Regarding school finance, Brown said, “There’s got to be a redefinition of the overall financial partnership” between school districts and the state, because constitutional limitations have depressed property tax revenues and shifted school costs to the state. Or, Brown said, policymakers “need to be thinking of a whole new mechanism” to pay for schools.

But the DU report does provide a longer view of the problem – making projections out to the 2024-25 budget year – than do the shorter-term projections typically made by legislative and executive branch economists.

Click on graphic to enlarge.

The document released Friday is only a first installment of the project’s work. Brown said an expanded report will be available in a few weeks and that the full analysis won’t be ready until June.

It also appears that the study won’t be able to take a detailed look at the whole state budget, including transportation funding, or at local government finance.

“This turned into a much bigger job that any of us anticipated,” said Brown. “It became infinitely more complicated the more they got into it,” Heath said.

The DU project isn’t intended to make specific action recommendations to policymakers, such as constitutional change or tax increases.

Asked during the meeting for suggestions, Brown jokingly replied, “Invade Wyoming.” That’s an old quip that’s been used in lots of contexts, including meetings of last year’s higher education strategic planning panel. Wyoming is in the enviable position of having relatively high mineral revenues and low population.

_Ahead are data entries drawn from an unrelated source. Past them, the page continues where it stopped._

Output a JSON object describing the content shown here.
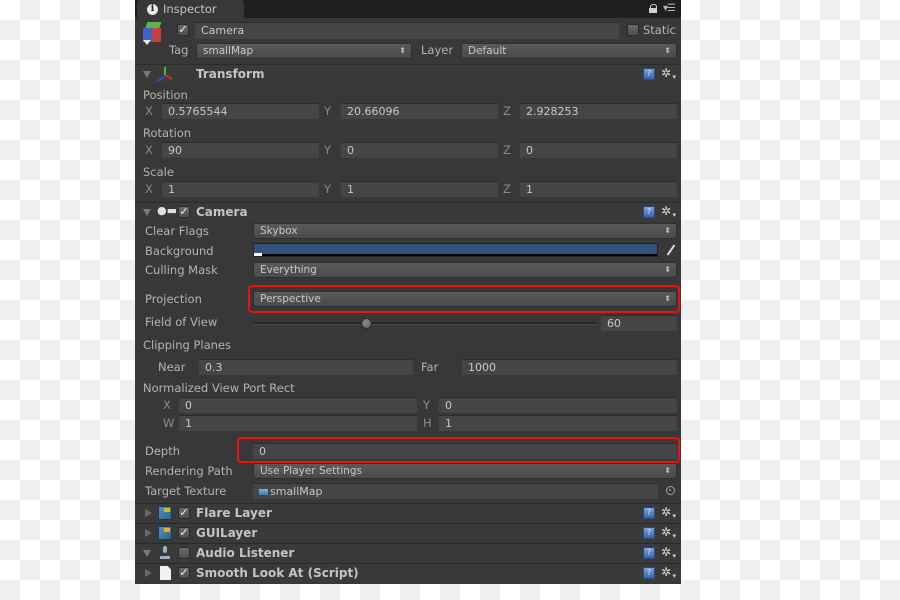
{
  "window": {
    "tab_label": "Inspector",
    "tab_icon": "info-icon",
    "lock_icon": "lock-icon",
    "menu_icon": "panel-menu-icon"
  },
  "gameobject": {
    "active": true,
    "name": "Camera",
    "static_label": "Static",
    "static_checked": false,
    "tag_label": "Tag",
    "tag_value": "smallMap",
    "layer_label": "Layer",
    "layer_value": "Default"
  },
  "transform": {
    "title": "Transform",
    "expanded": true,
    "position_label": "Position",
    "rotation_label": "Rotation",
    "scale_label": "Scale",
    "axes": [
      "X",
      "Y",
      "Z"
    ],
    "position": {
      "x": "0.5765544",
      "y": "20.66096",
      "z": "2.928253"
    },
    "rotation": {
      "x": "90",
      "y": "0",
      "z": "0"
    },
    "scale": {
      "x": "1",
      "y": "1",
      "z": "1"
    }
  },
  "camera": {
    "title": "Camera",
    "enabled": true,
    "expanded": true,
    "clear_flags_label": "Clear Flags",
    "clear_flags_value": "Skybox",
    "background_label": "Background",
    "background_color": "#31527f",
    "culling_mask_label": "Culling Mask",
    "culling_mask_value": "Everything",
    "projection_label": "Projection",
    "projection_value": "Perspective",
    "fov_label": "Field of View",
    "fov_value": "60",
    "fov_slider_fraction": 0.33,
    "clipping_planes_label": "Clipping Planes",
    "near_label": "Near",
    "near_value": "0.3",
    "far_label": "Far",
    "far_value": "1000",
    "viewport_label": "Normalized View Port Rect",
    "viewport": {
      "x_label": "X",
      "x": "0",
      "y_label": "Y",
      "y": "0",
      "w_label": "W",
      "w": "1",
      "h_label": "H",
      "h": "1"
    },
    "depth_label": "Depth",
    "depth_value": "0",
    "rendering_path_label": "Rendering Path",
    "rendering_path_value": "Use Player Settings",
    "target_texture_label": "Target Texture",
    "target_texture_value": "smallMap"
  },
  "components": [
    {
      "title": "Flare Layer",
      "enabled": true,
      "expanded": false,
      "icon": "flare-layer-icon"
    },
    {
      "title": "GUILayer",
      "enabled": true,
      "expanded": false,
      "icon": "gui-layer-icon"
    },
    {
      "title": "Audio Listener",
      "enabled": false,
      "expanded": true,
      "icon": "audio-listener-icon"
    },
    {
      "title": "Smooth Look At (Script)",
      "enabled": true,
      "expanded": false,
      "icon": "script-icon"
    }
  ],
  "highlight_color": "#ee1111",
  "icons": {
    "help": "?",
    "gear": "✲",
    "dropdown_arrows": "⇕",
    "check": "✓"
  }
}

It appeared that about a quarter of the legislature’s 100 members were in the audience Friday, including only a handful of Republicans.

Later in the day, Senate Minority Leader Mike Kopp, R-Littleton, issued a statement saying, “I think the DU study has it right where it stated that we can no longer ignore the budgetary problems we face or pass the work off for a later time. This is why Senate Republicans have introduced legislation to reduce the cost, size and complexity of government by establishing core functions and a clear set of priorities.”

Conclusions similar to those in the DU report were reached in a recent report by the Buechner Institute of Governance at the School of Public Affairs, University of Colorado Denver.

“Without raising revenues, it is becoming increasingly clear that we will not be able to maintain even current service levels. Soon, the citizens of Colorado will have to decide what they want from their state government and whether they are willing to pay for it,” that report concludes. You can find an executive summary and the full report here.

Heath also cited the UCD report when teasing his Monday announcement.